College President Jacqueline Liebergott announced today the reinstatement of Professor Roger House, who brought a complaint against Emerson with the Massachusetts Commission Against Discrimination last year after he and another black professor, Pierre Desir, alleged they were denied tenure because of their race.
House, an assistant professor of history in the journalism department, will return to teaching this fall without tenure and will be up for the promotion again in 2011 after he and the college agreed to compromise, Liebergott said in an e-mail sent to faculty and staff this morning.
The deal of returning to Emerson without tenure was presented to both he and Desir on the condition they drop their MCAD cases, Desir said in a telephone interview. However, they agreed to negotiate separately and Desir will not be reinstated.
Desir said he wanted the deal to include immediate promotion and tenure while House was willing to reapply in two years. Desir's suit remains under the Commission's investigation. House could not be reached for comment today and it is unknown whether he agreed to drop his case.

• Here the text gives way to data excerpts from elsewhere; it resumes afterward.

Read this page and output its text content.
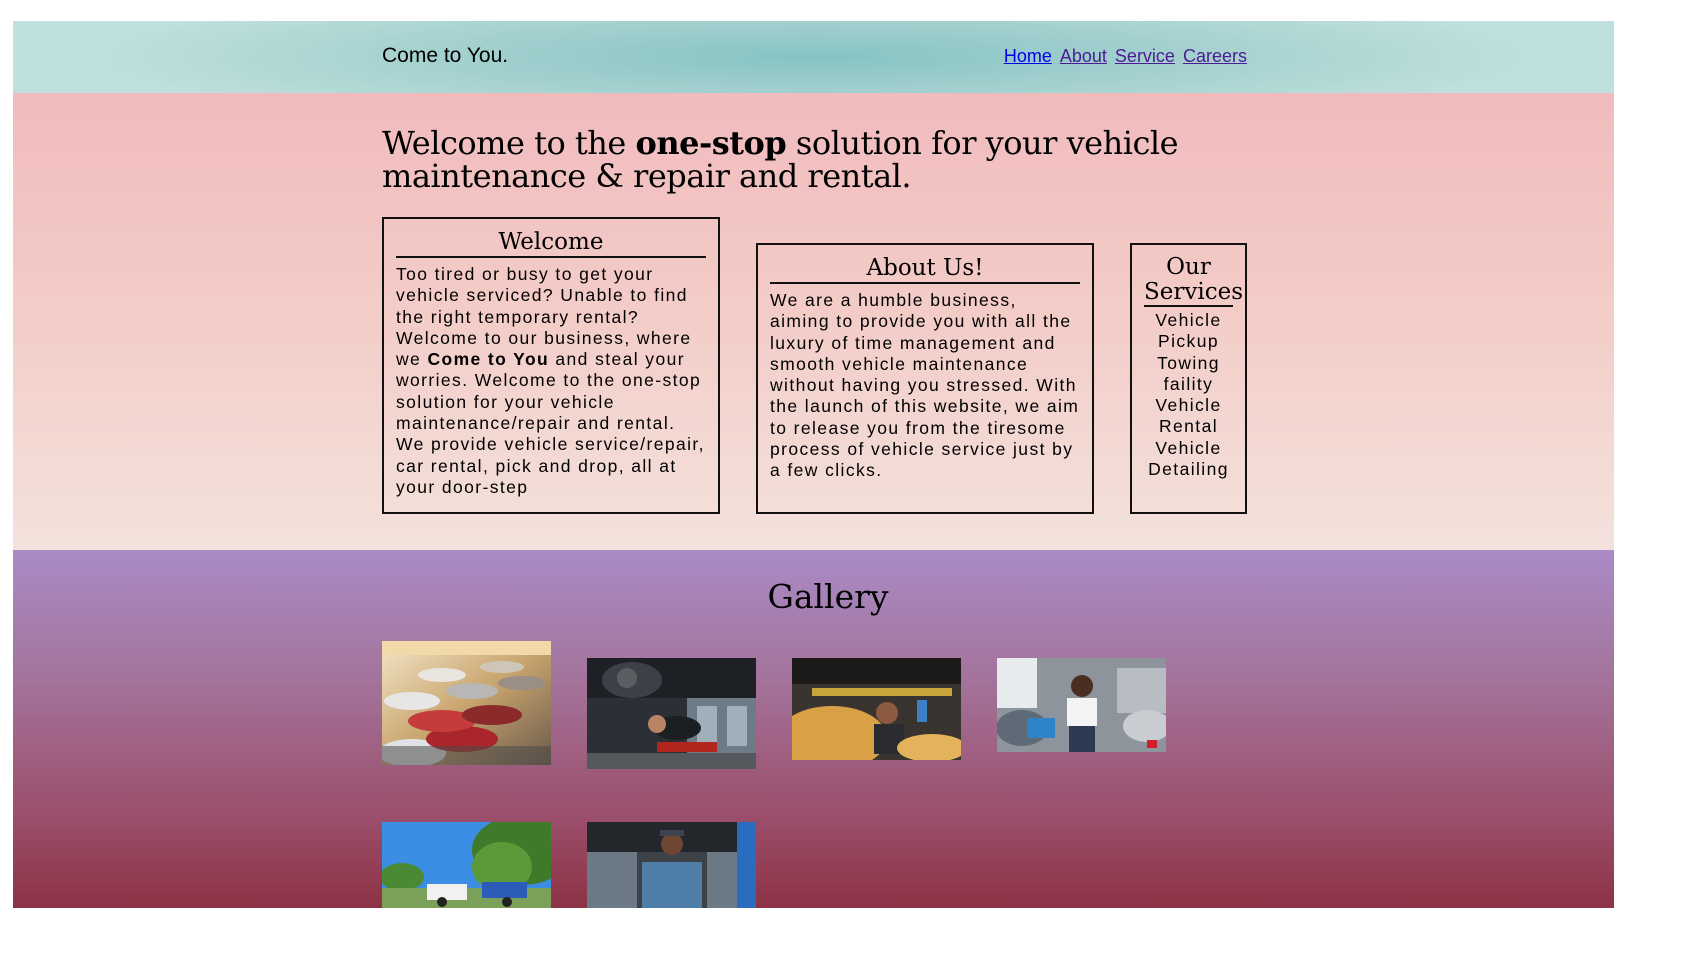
Come to You.	Home About Service Careers
Welcome to the one-stop solution for your vehicle maintenance & repair and rental.
Welcome

Too tired or busy to get your vehicle serviced? Unable to find the right temporary rental? Welcome to our business, where we Come to You and steal your worries. Welcome to the one-stop solution for your vehicle maintenance/repair and rental. We provide vehicle service/repair, car rental, pick and drop, all at your door-step

About Us!

We are a humble business, aiming to provide you with all the luxury of time management and smooth vehicle maintenance without having you stressed. With the launch of this website, we aim to release you from the tiresome process of vehicle service just by a few clicks.

Our
Services
Vehicle
Pickup
Towing
faility
Vehicle
Rental
Vehicle
Detailing
Gallery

"I deserve tenure now. I deserved it when I applied for it," Desir said. "I'm not disappointed at all. Roger did what he felt was right and I agree it was for him. This was a strategy [by the college] as well but I don't think it takes the wind out of my case. I was not willing to drop my case for anything less than giving me tenure."
Liebergott declined to comment further in an e-mail to The Beacon today.
"As far as Roger is concerned I have said all there is to say," Liebergott wrote. "The College is satisfied with the outcome and we are looking forward to the future."
House and film professor Desir were the only two black professors up for tenure in 2008 out of five candidates and were the only two denied. They both filed complaints against the college alleging their denial was based on their race.
At the end of last school year, the Faculty Assembly voted to convene an outside evaluators panel to investigate the college's tenure and promotion practices in regards to diversity.
The college then elected to follow the assembly's recommendation by creating the three-member panel, which was announced to faculty and staff in August. The outside evaluators are expected to return their findings in January 2010.
Emerson currently has three tenured black professors out of more than 68 tenured faculty members, according to the Office of Academic Affairs. Two of those three professors filed lawsuits, the first in the 1970s and the second in the 1990s, to receive their tenure.
In its 129-year history the college has never promoted a tenured black male faculty member, though tenure is usually accompanied by a promotion from assistant to associate professor.